Begitu banyak kegaduhan yang
sedang berlangsung selama kurang lebih 1-2 tahun terakhir. Beberapa kegaduhan tersebut
antara lain: Pro kontra pemimpin non islam; Aliran Wahabi; Ahmadiyah, Syiah,
atau islam liberal; Pilihan subsidi atau non subsidi BBM; pilihan impor pangan
atau tidak; dan yang terakhir kegaduhan mengenai isyu LGBT.
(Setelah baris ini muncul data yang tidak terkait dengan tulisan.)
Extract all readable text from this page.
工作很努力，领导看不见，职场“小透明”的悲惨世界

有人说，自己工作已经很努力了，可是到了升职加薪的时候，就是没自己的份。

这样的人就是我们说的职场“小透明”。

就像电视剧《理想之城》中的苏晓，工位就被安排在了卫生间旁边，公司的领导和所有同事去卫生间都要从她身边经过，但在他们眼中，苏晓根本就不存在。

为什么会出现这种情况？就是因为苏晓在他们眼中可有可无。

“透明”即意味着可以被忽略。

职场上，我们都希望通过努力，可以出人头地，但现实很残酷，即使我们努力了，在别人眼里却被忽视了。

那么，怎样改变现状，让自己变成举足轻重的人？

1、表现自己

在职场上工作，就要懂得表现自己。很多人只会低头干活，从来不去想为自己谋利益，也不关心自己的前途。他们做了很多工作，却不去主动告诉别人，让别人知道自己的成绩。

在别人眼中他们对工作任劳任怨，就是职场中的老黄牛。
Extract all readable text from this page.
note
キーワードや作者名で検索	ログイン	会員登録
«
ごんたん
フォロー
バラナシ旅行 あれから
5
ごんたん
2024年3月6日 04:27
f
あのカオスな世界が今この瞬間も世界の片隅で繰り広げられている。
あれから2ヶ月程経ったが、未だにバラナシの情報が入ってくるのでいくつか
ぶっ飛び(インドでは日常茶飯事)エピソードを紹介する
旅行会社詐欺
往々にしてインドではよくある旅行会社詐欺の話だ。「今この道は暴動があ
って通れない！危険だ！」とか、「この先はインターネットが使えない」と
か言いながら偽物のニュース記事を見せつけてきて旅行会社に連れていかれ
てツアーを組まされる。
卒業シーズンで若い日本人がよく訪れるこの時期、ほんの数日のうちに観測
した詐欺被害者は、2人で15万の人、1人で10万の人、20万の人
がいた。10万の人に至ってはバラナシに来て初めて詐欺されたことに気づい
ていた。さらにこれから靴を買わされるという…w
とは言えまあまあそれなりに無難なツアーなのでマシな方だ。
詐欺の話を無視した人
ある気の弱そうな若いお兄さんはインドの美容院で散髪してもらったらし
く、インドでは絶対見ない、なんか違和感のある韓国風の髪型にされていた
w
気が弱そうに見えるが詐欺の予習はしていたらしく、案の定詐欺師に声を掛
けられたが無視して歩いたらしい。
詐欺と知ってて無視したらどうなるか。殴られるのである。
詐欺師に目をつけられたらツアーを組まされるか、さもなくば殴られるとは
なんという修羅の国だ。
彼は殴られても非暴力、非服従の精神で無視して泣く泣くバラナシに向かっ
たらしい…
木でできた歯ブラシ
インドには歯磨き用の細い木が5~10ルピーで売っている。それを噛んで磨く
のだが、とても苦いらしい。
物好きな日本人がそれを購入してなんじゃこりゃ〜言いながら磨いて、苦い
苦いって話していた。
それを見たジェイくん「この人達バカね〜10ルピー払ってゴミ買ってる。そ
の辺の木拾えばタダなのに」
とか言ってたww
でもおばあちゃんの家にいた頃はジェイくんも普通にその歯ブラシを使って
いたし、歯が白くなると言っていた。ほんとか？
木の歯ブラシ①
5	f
Kegaduhan-kegaduhan yang syukurnya
baru terjadi di sosial media saja (meskipun kadang terjadi konflik fisik secara
terbatas). Kenyataan ini menimbulkan
berbagai pertanyaan, yakni: Apakah kegaduhan ini sebuah fenomena yang wajar? Faktor
apa yang menyebabkan hal ini terjadi? Apakah kegaduhan ini menunjukan bahwa golongan
masyarakat di Indonesia telah menjadi terkotak-kotak dalam masing-masing kubu
yang saling berhadapan?
Saya melihat
kegaduhan yang terjadi sebuah fenomena yang wajar yang disebabkan oleh
peningkatan secara masif dari pengguna internet di Indonesia. Data dari
Asosiasi Penyelenggara Jasa Internet Indonesia (APJII), peningkatan jumlah
pengguna internet dari tahun 1999-2015 meningkat dari 1 juta menjadi 139 juta. Sedangkan
tingkat pendidikan penduduk tidak mengalami banyak perubahan, data dari BPS RI
menunjukan komposisi jumlah penduduk yang bersekolah paling tinggi SMP/sederajat
dari tahun 1999-2015 hanya mengalami penurunan dari 79,48 % menjadi 67,36 % atau sebesar 12,12 %. Di samping itu,
perkembangan infrastruktur ICT yang telah menyebar ke seluruh pelosok
menyebabkan beragamnya pengguna internet.
Data
gambaran data di atas dapat dibayangkan bahwa pengguna internet dari latar
belakang sosial ekonomi, demografi dan spasial telah mengalami perubahan yang
sangat signifikan. Apabila pada tahun 1999 yang lalu, seseorang yang
berselancar di Internet hanya berinteraksi dengan orang lain dengan profil Sosial
ekonomi yang relatif sama, yakni kalangan menengah – atas berpendidikan tinggi di
perkotaan, sekarang terpaksa harus menerima kenyataan bahwa ia harus berinteraksi
dengan masyarakat yang sangat beragam, kelompok yang memiliki latar belakang
yang sama sekali berbeda dengan dirinya. Suatu kalangan masyarakat yang terbiasa melihat sesuatu dengan paradigma tunggal.
Tentu
saja penetrasi secara masif dari internet khususnya sosial media menciptakan berbagai
hal positif misalnya terbukanya berbagai peluang ekonomi baru, meningkatkan
akses pengetahuan dan informasi dan sebagainya. Namun sebagaimana layaknya perubahan besar,
tentu saja menimbulkan dampak-dampak negatif sebagaimana disebutkan di awal
tulisan ini.
Ada
banyak contoh penggunaaan sosial media yang tidak sehat misalnya: Seseorang yang tidak terbiasa melakukan check
& Recheck informasi menyebarkan sebuah informasi yang tidak jelas
validitasnya yang kemudian menimbulkan kegaduhan. Atau seseorang yang tidak
mengerti ada larangan untuk menyebarkan kebencian dan permusuhan pada golongan
lain, mem-posting kebencian dan
permusuhannya melalui media sosial yang memunculkan kemarahan dari kelompok
lain. Kegaduhan-kegaduhan ini sangat
potensial dalam menimbulkan friksi-friksi di masyarakat kita yang sangat plural
ini.
Membatasi
kebebasan berekspresi memang suatu hal sulit yang mungkin juga menimbulkan
penolakan, tapi ada baiknya pemerintah memikirkan untuk mulai mengadakan
pendidikan menggunakan internet yang sehat dan beretika pada anak-anak usia
sekolah sehingga propaganda yang dilakukan orang-orang yang bertujuan memecah
belah dapat ditangkal dan paling tidak diminimalisir.